Amazing Vegan Biscuits and Mushroom Gravy Recipe You’ll Love

There’s something magical about the way a warm biscuit crumbles in your mouth, especially when it’s smothered in a rich, earthy mushroom gravy that tastes like a walk through a forest after rain. I remember the first time I tried vegan biscuits and gravy—it was at a tiny café in Portland, a place where every bite somehow felt like a hug. This recipe captures that coziness, with a plant-based twist that doesn’t skimp on flavor or comfort.

Steps

  1. Prepare the 3-ingredient coconut oil biscuits as directed in the recipe. Begin baking them in the oven while you prepare the gravy.
  2. In a large sauté pan over medium-high heat, melt some butter and add the mushrooms, stirring to coat them evenly. Cook the mushrooms for 4-5 minutes, stirring occasionally, until they are soft and cooked through.
  3. Add the shallot and garlic to the pan with the mushrooms, cooking for an additional 2-3 minutes until the shallot is softened. Sprinkle the flour over the mixture, stirring to combine, and cook for about 1 minute.
  4. Pour in the vegetable stock and mix well with the mushroom mixture. Add the remaining ingredients, stirring until everything is fully combined.
  5. Let the sauce come to a simmer, then reduce the heat to medium-low.

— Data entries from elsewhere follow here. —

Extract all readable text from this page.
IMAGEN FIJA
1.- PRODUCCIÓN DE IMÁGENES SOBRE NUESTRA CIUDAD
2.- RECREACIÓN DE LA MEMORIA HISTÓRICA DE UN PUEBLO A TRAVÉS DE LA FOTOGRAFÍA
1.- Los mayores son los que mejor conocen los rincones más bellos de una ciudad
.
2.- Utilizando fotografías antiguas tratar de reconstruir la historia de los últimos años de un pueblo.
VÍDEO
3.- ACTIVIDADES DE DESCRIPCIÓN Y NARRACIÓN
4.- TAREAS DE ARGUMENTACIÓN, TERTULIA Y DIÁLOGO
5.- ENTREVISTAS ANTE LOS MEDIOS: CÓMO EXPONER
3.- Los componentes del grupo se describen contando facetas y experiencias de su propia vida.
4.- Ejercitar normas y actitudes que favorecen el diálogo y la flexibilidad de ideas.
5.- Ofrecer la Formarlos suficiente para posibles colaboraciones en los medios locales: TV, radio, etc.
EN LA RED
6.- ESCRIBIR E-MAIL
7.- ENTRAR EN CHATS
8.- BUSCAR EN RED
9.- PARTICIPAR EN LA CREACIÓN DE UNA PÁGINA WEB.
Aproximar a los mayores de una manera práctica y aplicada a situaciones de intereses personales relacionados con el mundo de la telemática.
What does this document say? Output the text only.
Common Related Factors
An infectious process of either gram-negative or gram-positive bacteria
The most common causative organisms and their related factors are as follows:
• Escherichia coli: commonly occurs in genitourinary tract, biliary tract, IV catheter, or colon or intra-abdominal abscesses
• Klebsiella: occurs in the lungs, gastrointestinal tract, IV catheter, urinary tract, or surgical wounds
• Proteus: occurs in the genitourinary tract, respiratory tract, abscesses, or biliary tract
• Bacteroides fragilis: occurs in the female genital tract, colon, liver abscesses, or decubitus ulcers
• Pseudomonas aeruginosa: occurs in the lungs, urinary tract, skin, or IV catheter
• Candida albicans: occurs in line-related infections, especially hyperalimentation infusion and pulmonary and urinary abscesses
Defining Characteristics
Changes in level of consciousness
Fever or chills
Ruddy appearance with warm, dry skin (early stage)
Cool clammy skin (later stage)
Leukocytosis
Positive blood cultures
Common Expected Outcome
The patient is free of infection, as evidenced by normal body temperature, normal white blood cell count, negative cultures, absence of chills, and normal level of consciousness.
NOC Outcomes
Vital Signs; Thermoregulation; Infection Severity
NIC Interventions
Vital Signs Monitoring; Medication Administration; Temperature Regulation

Continue simmering for 1-5 minutes, stirring occasionally, until the gravy reaches your preferred thickness.
  6. Taste the gravy and add additional salt, pepper, or rosemary if desired. Remove the pan from heat and serve the warm gravy over the freshly baked biscuits, with an optional sprinkle of black pepper on top.

Ingredients

  • 3-ingredient coconut oil biscuits (prepared as directed)
  • 2 tablespoons vegan butter
  • 12 ounces mushrooms (such as baby bellas), sliced
  • 1 shallot, finely chopped
  • 2 cloves garlic, minced
  • 2 tablespoons all-purpose flour
  • 1 cup vegetable stock
  • 1 cup Blue Diamond Almond Breeze Almondmilk Original (or Original Unsweetened)
  • Fresh rosemary, finely chopped
  • Salt and black pepper, to taste

FAQ

  • Can I use a different type of milk for the vegan mushroom gravy?
  • Absolutely! While the recipe uses Blue Diamond Almond Breeze Almondmilk, you can substitute it with any other plant-based milk, such as soy milk or oat milk, to suit your taste or dietary preferences.
  • What kind of mushrooms work best for this recipe?
  • Baby bellas are recommended, but you can use any type or a mix of your favorite mushrooms. Feel free to experiment with different varieties to discover your preferred flavor profile.
  • How can I adjust the thickness of the gravy?
  • The thickness of the gravy can be adjusted by simmering it for a longer or shorter time. If you prefer a thicker gravy, let it simmer until it reaches your desired consistency, usually around 1-5 minutes.
  • Are there any gluten-free options for this recipe?
  • Yes, you can make the recipe gluten-free by using a gluten-free flour blend for the roux in place of regular flour. Ensure that other ingredients, such as vegetable stock, are also gluten-free.
  • Can I prepare the biscuits and gravy ahead of time?
  • While it’s best to enjoy the biscuits and gravy fresh, you can prepare the components ahead of time. Store the biscuits and gravy separately in the refrigerator, and reheat before serving to maintain their delicious texture and flavor.

Tips

  • Use almond milk as a lighter alternative for cream-based sauces. It provides a creamy texture without the dairy, making it suitable for vegan recipes.
  • Experiment with a variety of mushrooms to find your preferred flavor profile. While baby bellas are recommended, mixing different types can add depth and richness to the gravy.
  • Keep a close eye on the gravy as it simmers to achieve your desired thickness. Adjust the cooking time between 1-5 minutes, depending on how thick or thin you prefer your gravy.
  • Enhance the savory flavor by adding fresh rosemary and adjusting the seasoning with additional salt, pepper, or herbs to suit your taste preferences.

Equipment

  • Large sauté pan – for cooking the mushrooms and gravy.
  • Biscuit cutter – if you don’t already have one, this can be helpful for shaping the biscuits.
  • Baking sheet – for baking the biscuits.
  • Rolling pin – for rolling out biscuit dough, unless you plan to use an alternative method.